Ils sont loin d'être en terrain conquis. Depuis 2018 et la montée du FC Villefranche-Beaujolais en National, aucun gardien formé au club n'est parvenu à chiper du temps de jeu au troisième niveau du football français, jusqu'à l'incorporation, cet été, de Nathan Vermorel, dans le groupe du coach Hervé Della Maggiore. Il a fallu attendre un sacré concours de circonstances – les blessures simultanées des deux gardiens devant lui, Jean-Chitophe Bouet et Lucas Caruso face au Red Star – pour que cela arrive, le 3 février dernier à Paris 13, où Villefranche avait ramené un bon point (1-1) chez un des concurrents directs pour le maintien. Ce soir-là, Nathan Vermorel était attendu. Et il fut à la hauteur de la chance donnée. Une expérience qu'il relate ici, sans affèterie, parce que depuis cette rencontre, la réalité du FCVB a repris du terrain, en étant au coude-à-coude avec beaucoup d'équipes pour rester en National, avec en filigrane, demain, le déplacement à Martigues qui va beaucoup compter. Sur sa condition de troisième gardien, sur la persévérance qui nourrit la vie des goals, Nathan Vermorel a déjà les mots utiles pour attendre son heure, et surtout, la saisir.
Quand on remonte le fil de votre présence au FCVB, on tombe sur quoi, à 19 ans ?
"Je suis dans ma quatrième année à Villefranche. J'ai commencé en U17, puis j'ai continué en U18, U20, équipe réserve et ensuite National."
Pendant vos années de formation en jeunes, arriver dans le groupe de National, était-ce si loin de vous ou vous vous disiez qu'un jour vous auriez votre chance ?
"Je me suis toujours donné les moyens d'y arriver.
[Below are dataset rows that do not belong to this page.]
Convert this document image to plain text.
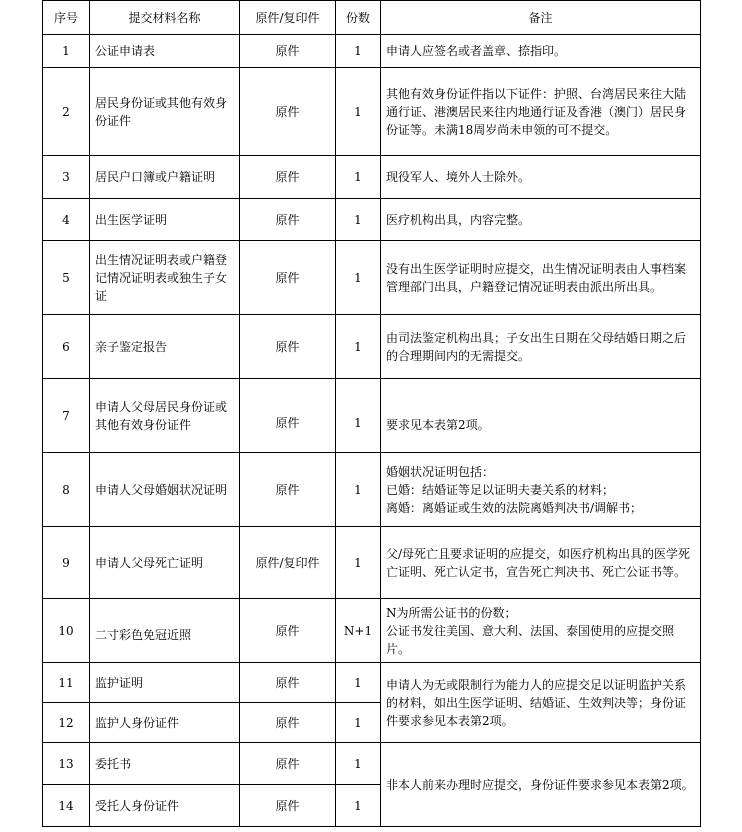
序号	提交材料名称	原件/复印件	份数	备注
1	公证申请表	原件	1	申请人应签名或者盖章、捺指印。

2	居民身份证或其他有效身份证件	原件	1	其他有效身份证件指以下证件：护照、台湾居民来往大陆通行证、港澳居民来往内地通行证及香港（澳门）居民身份证等。未满18周岁尚未申领的可不提交。

3	居民户口簿或户籍证明	原件	1	现役军人、境外人士除外。

4	出生医学证明	原件	1	医疗机构出具，内容完整。

5	出生情况证明表或户籍登记情况证明表或独生子女证	原件	1	没有出生医学证明时应提交，出生情况证明表由人事档案管理部门出具，户籍登记情况证明表由派出所出具。

6	亲子鉴定报告	原件	1	由司法鉴定机构出具；子女出生日期在父母结婚日期之后的合理期间内的无需提交。

7	申请人父母居民身份证或其他有效身份证件	原件	1	要求见本表第2项。

8	申请人父母婚姻状况证明	原件	1	婚姻状况证明包括：
已婚：结婚证等足以证明夫妻关系的材料；
离婚：离婚证或生效的法院离婚判决书/调解书；

9	申请人父母死亡证明	原件/复印件	1	父/母死亡且要求证明的应提交，如医疗机构出具的医学死亡证明、死亡认定书，宣告死亡判决书、死亡公证书等。

10	二寸彩色免冠近照	原件	N+1	N为所需公证书的份数；
公证书发往美国、意大利、法国、泰国使用的应提交照片。

11	监护证明	原件	1	申请人为无或限制行为能力人的应提交足以证明监护关系的材料，如出生医学证明、结婚证、生效判决等；身份证件要求参见本表第2项。
12	监护人身份证件	原件	1	
13	委托书	原件	1	非本人前来办理时应提交，身份证件要求参见本表第2项。
14	受托人身份证件	原件	1	
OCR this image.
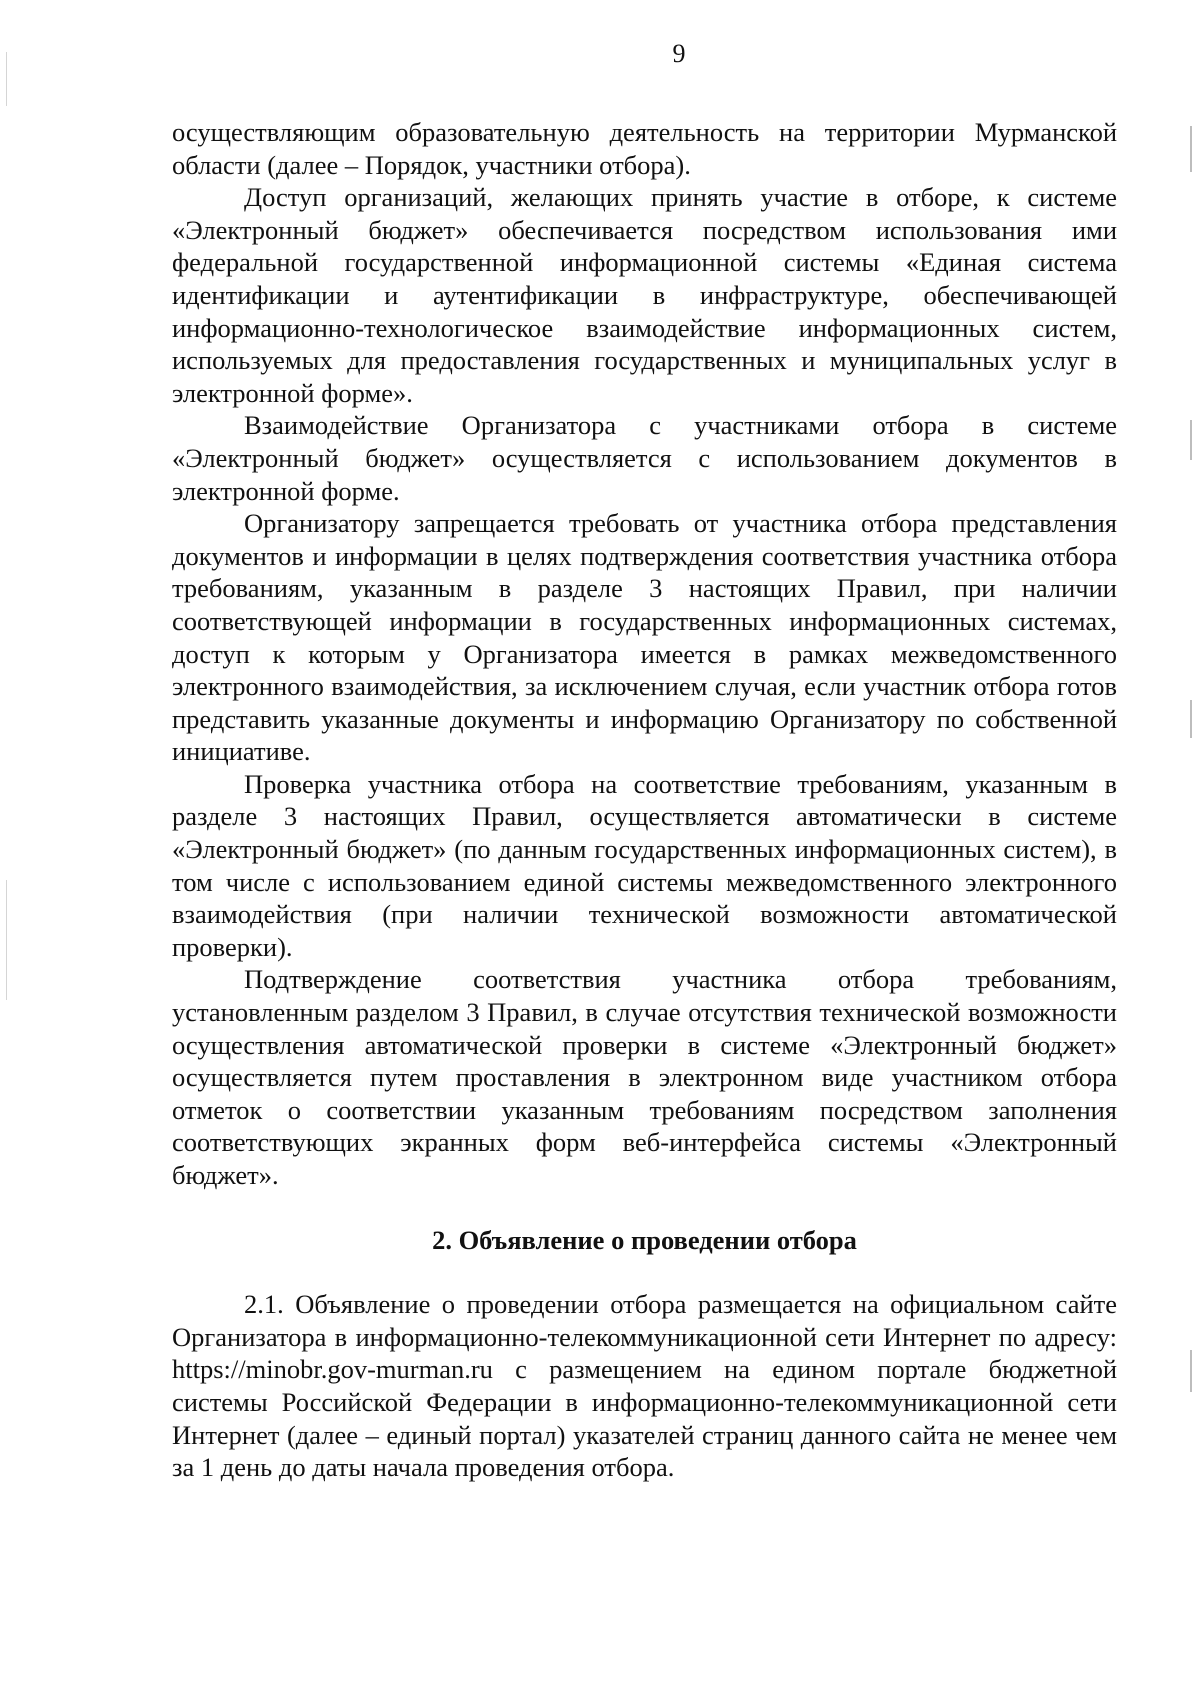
9

осуществляющим образовательную деятельность на территории Мурманской области (далее – Порядок, участники отбора).

Доступ организаций, желающих принять участие в отборе, к системе «Электронный бюджет» обеспечивается посредством использования ими федеральной государственной информационной системы «Единая система идентификации и аутентификации в инфраструктуре, обеспечивающей информационно-технологическое взаимодействие информационных систем, используемых для предоставления государственных и муниципальных услуг в электронной форме».

Взаимодействие Организатора с участниками отбора в системе «Электронный бюджет» осуществляется с использованием документов в электронной форме.

Организатору запрещается требовать от участника отбора представления документов и информации в целях подтверждения соответствия участника отбора требованиям, указанным в разделе 3 настоящих Правил, при наличии соответствующей информации в государственных информационных системах, доступ к которым у Организатора имеется в рамках межведомственного электронного взаимодействия, за исключением случая, если участник отбора готов представить указанные документы и информацию Организатору по собственной инициативе.

Проверка участника отбора на соответствие требованиям, указанным в разделе 3 настоящих Правил, осуществляется автоматически в системе «Электронный бюджет» (по данным государственных информационных систем), в том числе с использованием единой системы межведомственного электронного взаимодействия (при наличии технической возможности автоматической проверки).

Подтверждение соответствия участника отбора требованиям, установленным разделом 3 Правил, в случае отсутствия технической возможности осуществления автоматической проверки в системе «Электронный бюджет» осуществляется путем проставления в электронном виде участником отбора отметок о соответствии указанным требованиям посредством заполнения соответствующих экранных форм веб-интерфейса системы «Электронный бюджет».

2. Объявление о проведении отбора

2.1. Объявление о проведении отбора размещается на официальном сайте Организатора в информационно-телекоммуникационной сети Интернет по адресу: https://minobr.gov-murman.ru с размещением на едином портале бюджетной системы Российской Федерации в информационно-телекоммуникационной сети Интернет (далее – единый портал) указателей страниц данного сайта не менее чем за 1 день до даты начала проведения отбора.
J'ai bossé, j'ai su me faire mal pour qu'un jour je puisse me dire que le travail paye toujours, à la fin."
On en vient à ce premier match à Paris 13, début février (1-1) où vous avez enfin sauté dans le grand bain du National, à la suite des forfaits de Jean-Christophe Bouet et Lucas Caruso. Vous avez été surpris d'être titularisé par le coach Della Maggiore, à ce moment-là ?
"J'avais déjà fait deux banc en National (Le Puy, Bourg) et quand le déplacement à Paris 13 est tombé, je m'y attendais un peu depuis les blessures de Lucas (Caruso) et J-C (Bouet) face au Red Star, le match précédent. J'étais tous les jours avec eux à l'entraînement, je voyais qu'ils ne se remettaient pas de leurs blessures. Le coach m'avait fait jouer contre Saint-Priest, la semaine suivante en amical, ce qui m'avait permis d'avoir un peu de temps de jeu avec l'équipe. L'entraîneur des gardiens (Benoit Aureille), m'avait confirmé que je jouerai à Paris, ensuite. Dans ma tête, en discutant beaucoup avec mes parents, je m'y attendais forcément. Quand le coach me l'a annoncé, je n'étais pas inquiet, j'avais surtout de l'excitation."
"Quand le coach (Hervé Della Maggiore) m'a annoncé ma titularisation à Paris 13, je n'étais pas inquiet"
La quinzaine qui se déroule entre les matches face au Red Star (3-1) et à Paris 13 (1-1), il n'y a aucun moment où ça cogite un peu dans la tête ?
"Je m'y attendais un peu, donc ça change un peu la nature des jours qui suivent."
On ne se réjouit jamais des blessures des titulaires devant soi mais au moment d'avoir votre chance, vous vous êtes dit qu'il ne fallait pas se louper ?
"Il faut savoir saisir les opportunités quand elles se présentent. J'ai beaucoup progressé grâce à J-C et Lucas aux entraînements. Je ne peux donc pas leur souhaiter du mal ! Quand on est troisième gardien, il faut montrer que l'on est là, et démontrer sa capacité à prendre le relais si cela arrive."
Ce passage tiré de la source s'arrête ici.